I love that Didion had the balls to attempt. Few can talk about themselves as clearly and wonderfully as her, and few have made such an art of spinning self-centered narratives into universal tales. This is a great glance back, a sounding call that Joan Didion is at the end of her life and refuses to go without talking about it as best she can.
Don Quixote Book 1 (1605) by Miguel de Cervantes translator Edith Grossman
We all know about Don Quixote. A man in the later years of his life takes up a tin can helmet and rides a donkey against windmills he thinks are ogres in an attempt at chivalry.
What is interesting is that that moment lasts for one chapter in a gigantic book. A book divided into two equally giant parts of 500+ pages. In those pages Don Quixote attacks priests, frees criminals, leaves a poor boy to be lashed by his master and manages to be beaten numerous times. He also gives us two (yes two) mini-novels written into the story as tales told by travelers to each other.
The wonder of Cervantes is that he shows us both reality and Don Quixote's strange hallucinatory version of it. The prose reads like poetry, like Shakespeare, like Dante. It is comedy and tragedy all in one. I will admit that the going is slow due mostly to the aforementioned mini-novels, they have no bearing on the story of Quixote and are quite lengthy. Fortunately they can be skipped.
I look forward to reading the second part where Quixote must deal with the fame he garnered from the first book. Cervantes breaks the fourth wall and apparently it is great.
To The End Of The Land (2008) by David Grossman
Man, I hated this book.
Not a single likable character. A setting made up of mostly desert and rocks with a few sparse trees. The main push of the plot is the Israeli/Palestinian conflict. Written in the point of view of Israelis there is little on how Palestinians feel about things and I found the moments of doubt in the characters to be shallow.
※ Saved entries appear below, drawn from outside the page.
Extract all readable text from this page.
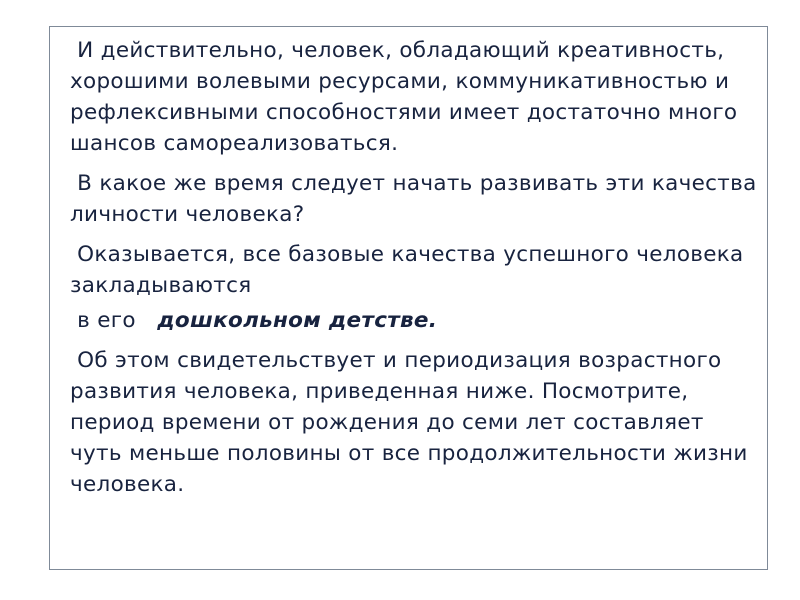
И действительно, человек, обладающий креативность, хорошими волевыми ресурсами, коммуникативностью и рефлексивными способностями имеет достаточно много шансов самореализоваться.

В какое же время следует начать развивать эти качества личности человека?

Оказывается, все базовые качества успешного человека закладываются

в его дошкольном детстве.

Об этом свидетельствует и периодизация возрастного развития человека, приведенная ниже. Посмотрите, период времени от рождения до семи лет составляет чуть меньше половины от все продолжительности жизни человека.
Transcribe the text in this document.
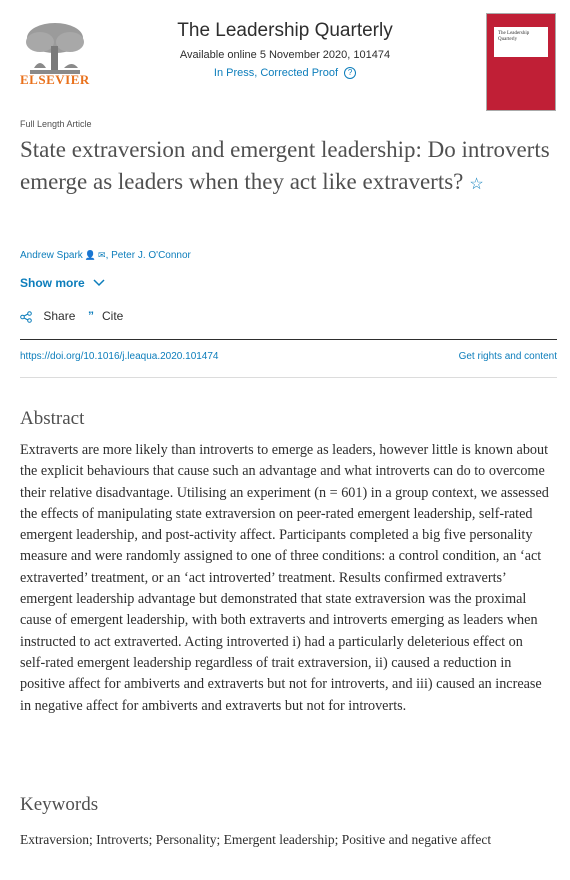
ELSEVIER
The Leadership Quarterly
Available online 5 November 2020, 101474
In Press, Corrected Proof ?
The Leadership Quarterly
Full Length Article
State extraversion and emergent leadership: Do introverts emerge as leaders when they act like extraverts? ☆
Andrew Spark 👤 ✉, Peter J. O'Connor
Show more
Share ” Cite
https://doi.org/10.1016/j.leaqua.2020.101474	Get rights and content
Abstract
Extraverts are more likely than introverts to emerge as leaders, however little is known about the explicit behaviours that cause such an advantage and what introverts can do to overcome their relative disadvantage. Utilising an experiment (n = 601) in a group context, we assessed the effects of manipulating state extraversion on peer-rated emergent leadership, self-rated emergent leadership, and post-activity affect. Participants completed a big five personality measure and were randomly assigned to one of three conditions: a control condition, an ‘act extraverted’ treatment, or an ‘act introverted’ treatment. Results confirmed extraverts’ emergent leadership advantage but demonstrated that state extraversion was the proximal cause of emergent leadership, with both extraverts and introverts emerging as leaders when instructed to act extraverted. Acting introverted i) had a particularly deleterious effect on self-rated emergent leadership regardless of trait extraversion, ii) caused a reduction in positive affect for ambiverts and extraverts but not for introverts, and iii) caused an increase in negative affect for ambiverts and extraverts but not for introverts.
Keywords
Extraversion; Introverts; Personality; Emergent leadership; Positive and negative affect
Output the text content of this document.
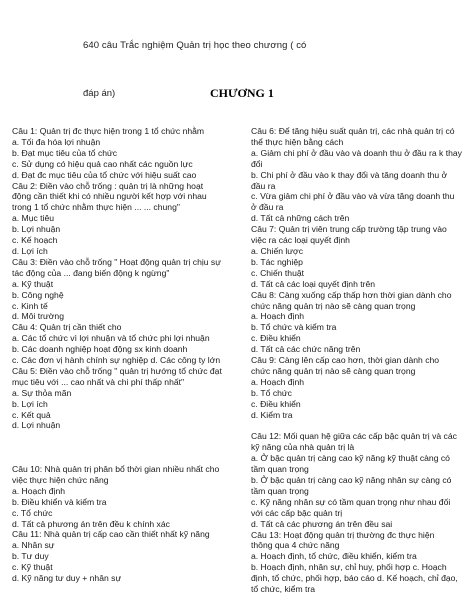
640 câu Trắc nghiệm Quản trị học theo chương ( có
đáp án)	CHƯƠNG 1

Câu 1: Quản trị đc thực hiện trong 1 tổ chức nhằm

a. Tối đa hóa lợi nhuận

b. Đạt mục tiêu của tổ chức

c. Sử dụng có hiệu quả cao nhất các nguồn lực

d. Đạt đc mục tiêu của tổ chức với hiệu suất cao

Câu 2: Điền vào chỗ trống : quản trị là những hoạt

động cần thiết khi có nhiều người kết hợp với nhau

trong 1 tổ chức nhằm thực hiện ... ... chung"

a. Mục tiêu

b. Lợi nhuận

c. Kế hoạch

d. Lợi ích

Câu 3: Điền vào chỗ trống " Hoạt động quản trị chịu sự

tác động của ... đang biến động k ngừng"

a. Kỹ thuật

b. Công nghệ

c. Kinh tế

d. Môi trường

Câu 4: Quản trị cần thiết cho

a. Các tổ chức vì lợi nhuận và tổ chức phi lợi nhuận

b. Các doanh nghiệp hoạt động sx kinh doanh

c. Các đơn vị hành chính sự nghiệp d. Các công ty lớn

Câu 5: Điền vào chỗ trống " quản trị hướng tổ chức đạt

mục tiêu với ... cao nhất và chi phí thấp nhất"

a. Sự thỏa mãn

b. Lợi ích

c. Kết quả

d. Lợi nhuận

Câu 10: Nhà quản trị phân bổ thời gian nhiều nhất cho

việc thực hiện chức năng

a. Hoạch định

b. Điều khiển và kiểm tra

c. Tổ chức

d. Tất cả phương án trên đều k chính xác

Câu 11: Nhà quản trị cấp cao cần thiết nhất kỹ năng

a. Nhân sự

b. Tư duy

c. Kỹ thuật

d. Kỹ năng tư duy + nhân sự

Câu 6: Để tăng hiệu suất quản trị, các nhà quản trị có

thể thực hiện bằng cách

a. Giảm chi phí ở đầu vào và doanh thu ở đầu ra k thay

đổi

b. Chi phí ở đầu vào k thay đổi và tăng doanh thu ở

đầu ra

c. Vừa giảm chi phí ở đầu vào và vừa tăng doanh thu

ở đầu ra

d. Tất cả những cách trên

Câu 7: Quản trị viên trung cấp trường tập trung vào

việc ra các loại quyết định

a. Chiến lược

b. Tác nghiệp

c. Chiến thuật

d. Tất cả các loại quyết định trên

Câu 8: Càng xuống cấp thấp hơn thời gian dành cho

chức năng quản trị nào sẽ càng quan trọng

a. Hoạch định

b. Tổ chức và kiểm tra

c. Điều khiển

d. Tất cả các chức năng trên

Câu 9: Càng lên cấp cao hơn, thời gian dành cho

chức năng quản trị nào sẽ càng quan trọng

a. Hoạch định

b. Tổ chức

c. Điều khiển

d. Kiểm tra

Câu 12: Mối quan hệ giữa các cấp bậc quản trị và các

kỹ năng của nhà quản trị là

a. Ở bậc quản trị càng cao kỹ năng kỹ thuật càng có

tầm quan trọng

b. Ở bậc quản trị càng cao kỹ năng nhân sự càng có

tầm quan trọng

c. Kỹ năng nhân sự có tầm quan trọng như nhau đối

với các cấp bậc quản trị

d. Tất cả các phương án trên đều sai

Câu 13: Hoạt động quản trị thường đc thực hiện

thông qua 4 chức năng

a. Hoạch định, tổ chức, điều khiển, kiểm tra

b. Hoạch định, nhân sự, chỉ huy, phối hợp c. Hoạch

định, tổ chức, phối hợp, báo cáo d. Kế hoạch, chỉ đạo,

tổ chức, kiểm tra
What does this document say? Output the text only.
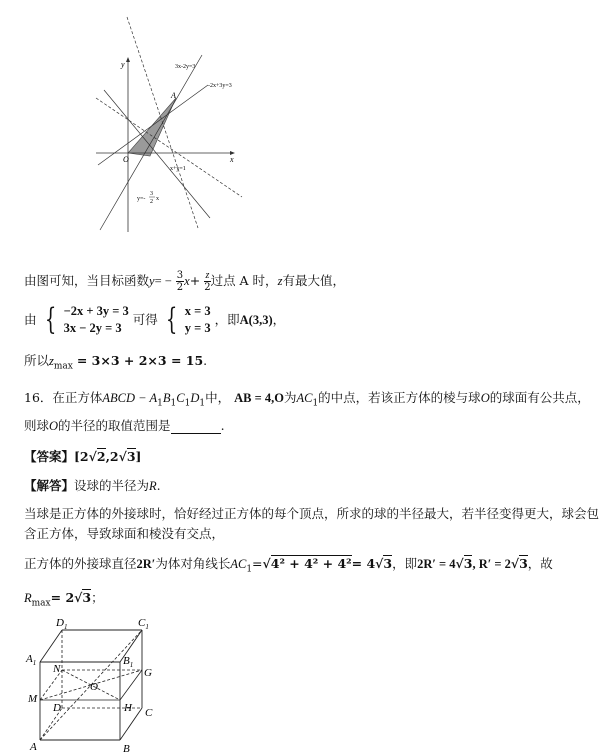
y
x
O
A
3x-2y=3
-2x+3y=3
x+y=1
y=-
3
2 x
由图可知，当目标函数$y= - \frac{3}{2} x+ \frac{z}{2}$ 过点 A 时，z有最大值，
由 { −2x + 3y = 3
3x − 2y = 3
可得 { x = 3
y = 3
，即A(3,3)，
所以$z_{max} = 3\times 3 + 2\times 3 = 15$.
16．在正方体ABCD − $A_1B_1C_1D_1$中， AB = 4,O为$AC_1$的中点，若该正方体的棱与球O的球面有公共点，
则球O的半径的取值范围是	.
【答案】[2√2,2√3]
【解答】设球的半径为R.
当球是正方体的外接球时，恰好经过正方体的每个顶点，所求的球的半径最大，若半径变得更大，球会包
含正方体，导致球面和棱没有交点，
正方体的外接球直径2R′为体对角线长$AC_1=√4^2 + 4^2 + 4^2= 4√3$，即2R′ = 4√3, R′ = 2√3，故
$R_{max}= 2√3$；
$D_1$	$C_1$
$A_1$	$B_1$
N	G
M
O
D	H C
A	B
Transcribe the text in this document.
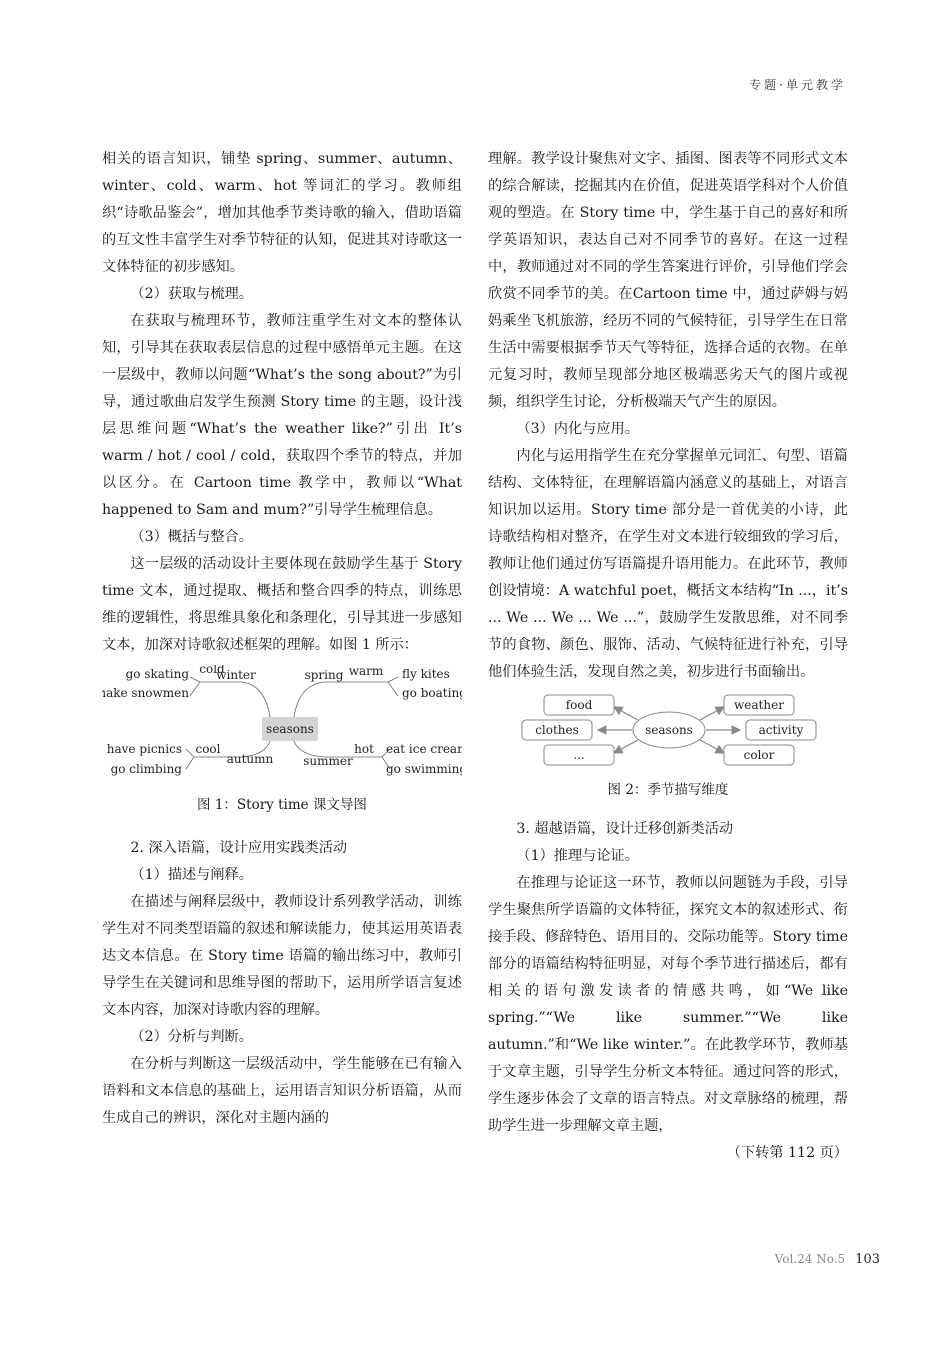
专题·单元教学

相关的语言知识，铺垫 spring、summer、autumn、winter、cold、warm、hot 等词汇的学习。教师组织“诗歌品鉴会”，增加其他季节类诗歌的输入，借助语篇的互文性丰富学生对季节特征的认知，促进其对诗歌这一文体特征的初步感知。

（2）获取与梳理。

在获取与梳理环节，教师注重学生对文本的整体认知，引导其在获取表层信息的过程中感悟单元主题。在这一层级中，教师以问题“What’s the song about?”为引导，通过歌曲启发学生预测 Story time 的主题，设计浅层思维问题“What’s the weather like?”引出 It’s warm / hot / cool / cold，获取四个季节的特点，并加以区分。在 Cartoon time 教学中，教师以“What happened to Sam and mum?”引导学生梳理信息。

（3）概括与整合。

这一层级的活动设计主要体现在鼓励学生基于 Story time 文本，通过提取、概括和整合四季的特点，训练思维的逻辑性，将思维具象化和条理化，引导其进一步感知文本，加深对诗歌叙述框架的理解。如图 1 所示：

seasons
winter
cold
go skating
make snowmen
spring warm fly kites
go boating
autumn
cool
have picnics
go climbing
summer
hot eat ice cream
go swimming
图 1：Story time 课文导图

2. 深入语篇，设计应用实践类活动

（1）描述与阐释。

在描述与阐释层级中，教师设计系列教学活动，训练学生对不同类型语篇的叙述和解读能力，使其运用英语表达文本信息。在 Story time 语篇的输出练习中，教师引导学生在关键词和思维导图的帮助下，运用所学语言复述文本内容，加深对诗歌内容的理解。

（2）分析与判断。

在分析与判断这一层级活动中，学生能够在已有输入语料和文本信息的基础上，运用语言知识分析语篇，从而生成自己的辨识，深化对主题内涵的

理解。教学设计聚焦对文字、插图、图表等不同形式文本的综合解读，挖掘其内在价值，促进英语学科对个人价值观的塑造。在 Story time 中，学生基于自己的喜好和所学英语知识，表达自己对不同季节的喜好。在这一过程中，教师通过对不同的学生答案进行评价，引导他们学会欣赏不同季节的美。在Cartoon time 中，通过萨姆与妈妈乘坐飞机旅游，经历不同的气候特征，引导学生在日常生活中需要根据季节天气等特征，选择合适的衣物。在单元复习时，教师呈现部分地区极端恶劣天气的图片或视频，组织学生讨论，分析极端天气产生的原因。

（3）内化与应用。

内化与运用指学生在充分掌握单元词汇、句型、语篇结构、文体特征，在理解语篇内涵意义的基础上，对语言知识加以运用。Story time 部分是一首优美的小诗，此诗歌结构相对整齐，在学生对文本进行较细致的学习后，教师让他们通过仿写语篇提升语用能力。在此环节，教师创设情境：A watchful poet，概括文本结构“In ...，it’s ... We ... We ... We ...”，鼓励学生发散思维，对不同季节的食物、颜色、服饰、活动、气候特征进行补充，引导他们体验生活，发现自然之美，初步进行书面输出。

seasons
food	weather
clothes	activity
...	color
图 2：季节描写维度

3. 超越语篇，设计迁移创新类活动

（1）推理与论证。

在推理与论证这一环节，教师以问题链为手段，引导学生聚焦所学语篇的文体特征，探究文本的叙述形式、衔接手段、修辞特色、语用目的、交际功能等。Story time 部分的语篇结构特征明显，对每个季节进行描述后，都有相关的语句激发读者的情感共鸣，如“We like spring.”“We like summer.”“We like autumn.”和“We like winter.”。在此教学环节，教师基于文章主题，引导学生分析文本特征。通过问答的形式，学生逐步体会了文章的语言特点。对文章脉络的梳理，帮助学生进一步理解文章主题，

（下转第 112 页）

Vol.24 No.5 103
Basics. A woman's youngest son is off to war. She freaks out and decides that if she leaves her house the military cannot come tell her that the boy has died. If he dies. IF. She grabs an ex-lover and they go for a hike in the wilderness. As they walk she tells of her sons and husband. It turns out that the ex is the father of the youngest son and that the husband knows and the son does not.
I wish there was more. But that's it. It unspools in long rambling dialogue. Everyone has horrible lives, everything is sad. This is the most heavy-handed of heavy-handed stories.
I feel bad about not liking it. A lot has been made of the fact that Grossman's son was at war when he was writing the book and that the son died soon after he completed it. And I sympathize with it. Like the protagonist, Grossman wrote to avoid the reality. A sort of pocket of time where the son would forever exist no matter the outcome.
I get it. And I am so not interested in it.